Throughout 2016, we’ve seen that confidence in the childcare sector has been high, with a constant flow of deals taking place, and a torrent of potential buyers looking to make purchases – both independent operators and corporate providers have been putting their money where their mouths are and investing in the care of our most precious assets.
Throughout commercial property, there was a sentiment of caution prior to the EU referendum on June 23rd
, but the childcare sector seemed different somehow. There was no hesitation on deals and there were no jangling nerves about what could, might or would happen. Indeed, the market was solid throughout the run up to the EU referendum voting date, with nurseries changing hands as normal.
Post Brexit decision, analysts might have expected the market to start twitching.
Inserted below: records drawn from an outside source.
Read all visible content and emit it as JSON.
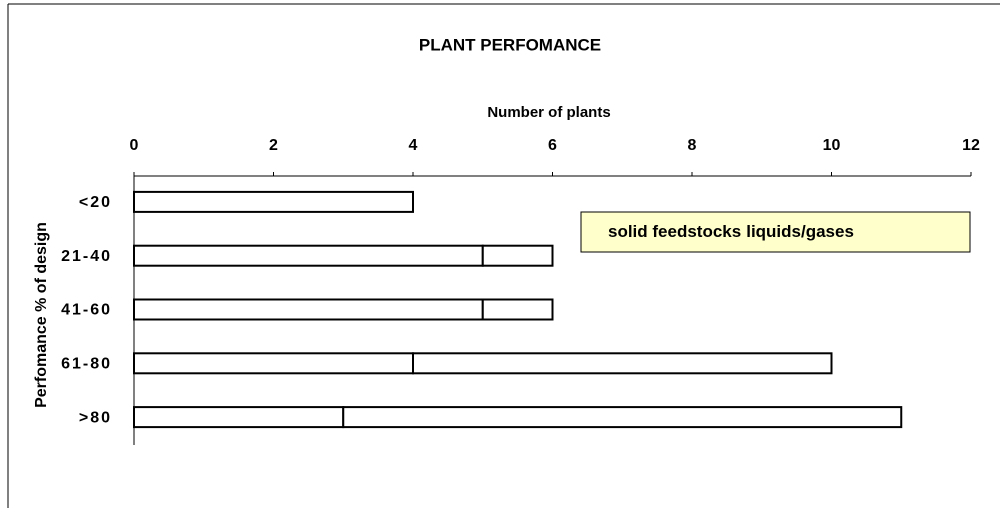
{
  "chart_data": {
    "type": "bar",
    "orientation": "horizontal",
    "stacked": true,
    "title": "PLANT PERFOMANCE",
    "x_label": "Number of plants",
    "y_label": "Perfomance % of design",
    "categories": [
      "<20",
      "21-40",
      "41-60",
      "61-80",
      ">80"
    ],
    "series": [
      {
        "name": "solid feedstocks",
        "color": "#ffffff",
        "values": [
          4,
          5,
          5,
          4,
          3
        ]
      },
      {
        "name": "liquids/gases",
        "color": "#ffffff",
        "values": [
          0,
          1,
          1,
          6,
          8
        ]
      }
    ],
    "xlim": [
      0,
      12
    ],
    "xticks": [
      0,
      2,
      4,
      6,
      8,
      10,
      12
    ],
    "grid": false
  }
}
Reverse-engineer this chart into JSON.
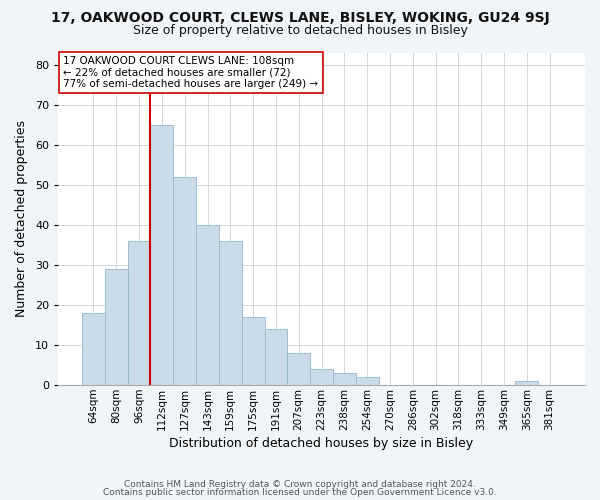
{
  "title_line1": "17, OAKWOOD COURT, CLEWS LANE, BISLEY, WOKING, GU24 9SJ",
  "title_line2": "Size of property relative to detached houses in Bisley",
  "xlabel": "Distribution of detached houses by size in Bisley",
  "ylabel": "Number of detached properties",
  "footer_line1": "Contains HM Land Registry data © Crown copyright and database right 2024.",
  "footer_line2": "Contains public sector information licensed under the Open Government Licence v3.0.",
  "bar_labels": [
    "64sqm",
    "80sqm",
    "96sqm",
    "112sqm",
    "127sqm",
    "143sqm",
    "159sqm",
    "175sqm",
    "191sqm",
    "207sqm",
    "223sqm",
    "238sqm",
    "254sqm",
    "270sqm",
    "286sqm",
    "302sqm",
    "318sqm",
    "333sqm",
    "349sqm",
    "365sqm",
    "381sqm"
  ],
  "bar_values": [
    18,
    29,
    36,
    65,
    52,
    40,
    36,
    17,
    14,
    8,
    4,
    3,
    2,
    0,
    0,
    0,
    0,
    0,
    0,
    1,
    0
  ],
  "bar_color": "#ccdbe9",
  "bar_edge_color": "#9fbdd4",
  "vline_color": "#cc0000",
  "vline_x_index": 2.5,
  "annotation_line1": "17 OAKWOOD COURT CLEWS LANE: 108sqm",
  "annotation_line2": "← 22% of detached houses are smaller (72)",
  "annotation_line3": "77% of semi-detached houses are larger (249) →",
  "ylim": [
    0,
    83
  ],
  "yticks": [
    0,
    10,
    20,
    30,
    40,
    50,
    60,
    70,
    80
  ],
  "bg_color": "#f2f5f8",
  "plot_bg_color": "#ffffff",
  "grid_color": "#d0d8e0",
  "title1_fontsize": 10,
  "title2_fontsize": 9,
  "xlabel_fontsize": 9,
  "ylabel_fontsize": 9,
  "tick_fontsize": 7.5,
  "annot_fontsize": 7.5,
  "footer_fontsize": 6.5
}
With no idea of how, when, or even if the Article 50 button would be pressed, and a new Prime Minister and Cabinet to boot, you would think that activity would slow down a little, as operators and investors focussed on the implications of an EU exit.
This has absolutely not been the case.
In the past eight weeks following the Brexit announcement Christie & Co has completed 26 nursery business sales, with an aggregate capital value in the order of £30.79m. Investor confidence remains strong, as evidenced by our high-value sale of Positive Steps Group to Busy Bees and the sale of the Little Unicorns Group, based in the heart of financial district Canary Wharf, which both completed in August.
The Little Unicorns deal is interesting to note given its location. As rumours of banks relocating to mainland Europe and financial sector job losses abound, this clear confidence in a group based in a part of London that relies on financial security to fill its nursery places is a real demonstration of confidence in the sector particularly as the group has been acquired by Bright Horizons Family Solutions, with their head office being based in Boston, thus this deal evidences confidence around inward bound UK investment, irrelevant of any financial uncertainly as widely reported by national UK media groups.
These deals were concluded hot on the heels of the pre-Brexit investment of a £27m funding deal, facilitated by Barclays, into Treetops. It’s not just the larger groups that continue to hold bank and investors confidences , as in recent weeks, North West Nursery Group Kids Planet Nursery Group have also received a £10m war chest to aide their expansion plans, so I think it’s wholly evident that investor, bank and operator confidence is strong when it comes to childcare.
In addition to these large corporate deals, we’ve also seen a high level of activity across the regional markets. Despite the Brexit uncertainty – concerns about job security, the fall in the price of sterling and in Scotland, rumblings about a second “once in a generation” UK-exit poll, we have seen nurseries changing hands from Purley to Edinburgh and Wellingborough to Wrexham, as well as everywhere in between.
As we move into the second half of the year, it’s safe to say that the childcare market is not singing the post-Brexit blues. It’s a great time to be investing in and working within the sector, and this is likely to continue for the foreseeable future.